Come Boldly – Heb. 4:16
Come with Relationship – John 15:7
Come in Jesus’ Name – John 14:14
Prayer was also Paul’s need!
Romans 15:30 speaks of his request for prayer.
David Livingstone’s wife died early in his ministry and his peers often opposed him. It’s in this context that he prayed, “Send me anywhere, only go with me. Lay any burden on me, only sustain me. Sever any ties but the tie that binds me to Your service and to Your heart.” Source: The Grand Weaver, Ravi Zacharias
Jim Elliott prayed, “Father, make of me a crisis man. Bring those I contact to decision. Let me not be a milepost on a single road; make me a fork, that men must turn one way or another on facing Christ in me.” His impact continues on even though he died over fifty years ago at the age of twenty-nine. Source: Shadow of the Almighty, Elisabeth Elliot
E. M. Bounds wrote, “What the Church needs today is not more machinery or better, not new organizations or more novel methods, but men whom the Holy Ghost can use—men of prayer, men mighty in prayer.”

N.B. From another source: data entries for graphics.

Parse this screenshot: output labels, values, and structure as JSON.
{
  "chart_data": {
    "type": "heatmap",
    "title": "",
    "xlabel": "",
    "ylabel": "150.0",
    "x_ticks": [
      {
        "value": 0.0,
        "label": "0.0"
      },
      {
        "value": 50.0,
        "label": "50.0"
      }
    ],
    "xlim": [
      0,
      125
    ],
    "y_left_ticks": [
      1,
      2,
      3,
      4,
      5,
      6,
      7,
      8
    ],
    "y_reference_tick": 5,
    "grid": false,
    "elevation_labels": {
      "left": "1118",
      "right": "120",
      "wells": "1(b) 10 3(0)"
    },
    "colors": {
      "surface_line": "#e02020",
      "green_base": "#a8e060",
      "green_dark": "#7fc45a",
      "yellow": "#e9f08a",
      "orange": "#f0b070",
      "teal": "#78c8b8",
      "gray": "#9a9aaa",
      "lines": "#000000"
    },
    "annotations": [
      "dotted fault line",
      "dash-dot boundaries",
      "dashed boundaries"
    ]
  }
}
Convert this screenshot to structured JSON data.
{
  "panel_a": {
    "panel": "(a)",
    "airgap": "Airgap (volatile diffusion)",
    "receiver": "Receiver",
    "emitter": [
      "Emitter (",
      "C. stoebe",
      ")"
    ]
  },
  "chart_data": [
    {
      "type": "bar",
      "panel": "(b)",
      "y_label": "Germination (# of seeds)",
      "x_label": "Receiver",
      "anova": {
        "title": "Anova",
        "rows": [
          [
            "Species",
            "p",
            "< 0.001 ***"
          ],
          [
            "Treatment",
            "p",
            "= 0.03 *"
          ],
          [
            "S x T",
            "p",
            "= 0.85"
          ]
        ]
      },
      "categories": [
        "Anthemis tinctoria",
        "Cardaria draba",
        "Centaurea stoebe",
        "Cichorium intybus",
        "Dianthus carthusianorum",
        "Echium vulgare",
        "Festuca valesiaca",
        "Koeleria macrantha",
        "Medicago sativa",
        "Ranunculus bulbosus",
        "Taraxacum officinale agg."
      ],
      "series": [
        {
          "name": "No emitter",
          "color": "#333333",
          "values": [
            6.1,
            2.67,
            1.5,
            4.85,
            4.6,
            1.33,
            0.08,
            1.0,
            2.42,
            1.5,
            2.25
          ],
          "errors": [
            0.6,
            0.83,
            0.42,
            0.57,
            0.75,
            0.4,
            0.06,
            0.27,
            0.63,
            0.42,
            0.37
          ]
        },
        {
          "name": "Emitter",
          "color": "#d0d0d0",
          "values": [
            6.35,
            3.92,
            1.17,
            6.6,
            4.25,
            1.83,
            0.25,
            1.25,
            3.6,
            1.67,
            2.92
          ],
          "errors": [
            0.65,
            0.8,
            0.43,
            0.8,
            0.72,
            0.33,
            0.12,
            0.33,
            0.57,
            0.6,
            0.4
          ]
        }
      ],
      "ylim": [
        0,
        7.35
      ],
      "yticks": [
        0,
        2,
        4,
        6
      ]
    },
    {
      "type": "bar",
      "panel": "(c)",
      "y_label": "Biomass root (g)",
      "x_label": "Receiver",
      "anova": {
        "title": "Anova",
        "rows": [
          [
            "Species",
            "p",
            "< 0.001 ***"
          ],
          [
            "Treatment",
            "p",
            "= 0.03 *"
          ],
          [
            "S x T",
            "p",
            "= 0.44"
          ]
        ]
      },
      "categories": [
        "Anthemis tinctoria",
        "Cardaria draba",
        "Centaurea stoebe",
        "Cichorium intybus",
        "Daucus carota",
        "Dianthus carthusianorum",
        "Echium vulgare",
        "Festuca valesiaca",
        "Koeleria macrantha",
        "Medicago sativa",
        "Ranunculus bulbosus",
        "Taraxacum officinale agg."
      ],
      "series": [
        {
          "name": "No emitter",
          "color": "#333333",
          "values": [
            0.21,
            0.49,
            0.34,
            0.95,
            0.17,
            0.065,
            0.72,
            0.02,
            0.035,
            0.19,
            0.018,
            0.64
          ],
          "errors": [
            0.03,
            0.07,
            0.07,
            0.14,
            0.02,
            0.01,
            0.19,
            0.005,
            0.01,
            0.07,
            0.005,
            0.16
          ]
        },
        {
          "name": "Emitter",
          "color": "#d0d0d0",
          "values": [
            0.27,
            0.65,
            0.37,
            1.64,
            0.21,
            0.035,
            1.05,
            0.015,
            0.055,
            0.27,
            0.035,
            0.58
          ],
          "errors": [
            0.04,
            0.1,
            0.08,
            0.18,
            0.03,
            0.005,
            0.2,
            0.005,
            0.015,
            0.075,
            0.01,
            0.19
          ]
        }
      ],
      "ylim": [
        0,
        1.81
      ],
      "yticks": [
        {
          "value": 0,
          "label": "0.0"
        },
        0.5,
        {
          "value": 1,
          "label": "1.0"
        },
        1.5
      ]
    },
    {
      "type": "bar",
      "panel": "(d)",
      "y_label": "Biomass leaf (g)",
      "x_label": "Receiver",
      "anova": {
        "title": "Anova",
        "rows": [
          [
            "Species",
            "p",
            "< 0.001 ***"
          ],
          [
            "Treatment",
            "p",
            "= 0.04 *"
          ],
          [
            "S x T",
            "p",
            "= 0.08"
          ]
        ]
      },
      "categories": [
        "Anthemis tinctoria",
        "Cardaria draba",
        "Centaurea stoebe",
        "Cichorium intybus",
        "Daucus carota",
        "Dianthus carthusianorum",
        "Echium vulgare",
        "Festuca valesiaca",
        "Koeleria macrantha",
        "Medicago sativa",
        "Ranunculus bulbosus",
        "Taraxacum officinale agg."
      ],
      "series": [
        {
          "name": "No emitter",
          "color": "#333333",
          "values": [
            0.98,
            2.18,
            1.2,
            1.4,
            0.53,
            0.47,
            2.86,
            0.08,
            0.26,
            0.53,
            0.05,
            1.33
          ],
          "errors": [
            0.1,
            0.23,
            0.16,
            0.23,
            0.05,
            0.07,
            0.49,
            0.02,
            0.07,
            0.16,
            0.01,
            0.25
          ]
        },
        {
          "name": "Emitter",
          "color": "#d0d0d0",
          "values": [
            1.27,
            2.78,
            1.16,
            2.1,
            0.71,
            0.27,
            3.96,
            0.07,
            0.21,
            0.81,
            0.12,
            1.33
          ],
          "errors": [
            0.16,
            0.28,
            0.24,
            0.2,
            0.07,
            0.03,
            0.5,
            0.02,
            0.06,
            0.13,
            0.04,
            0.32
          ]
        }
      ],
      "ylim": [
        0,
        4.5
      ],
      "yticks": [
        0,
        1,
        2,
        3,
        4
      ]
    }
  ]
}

What prayers have you brought to the Lord recently? What answers of prayer have you experienced recently? As we close, consider these 4 foundational truths on prayer:
1. Beware of hindrances to prayer. Ps. 66:18; Is. 59:2; Prov. 21:13; James 4:3; I Peter 3:7.
2. Be Aware of promises to answered prayer. Psalm 91:15; Jeremiah 33:3; John 14:14; 15:7; I John 5:14.
3. Be relationship conscious in your prayer life. Praise. Repent. Ask. Yield. (PRAY)
4. Be ever mindful of your holy God. An acrostic my wife came across in study recently says it this way, “prayer releases all your eternal resources.” (source unknown)
Do you purposefully practice prayer? May we make 2024 the year we fill our place of worship for times of prayer!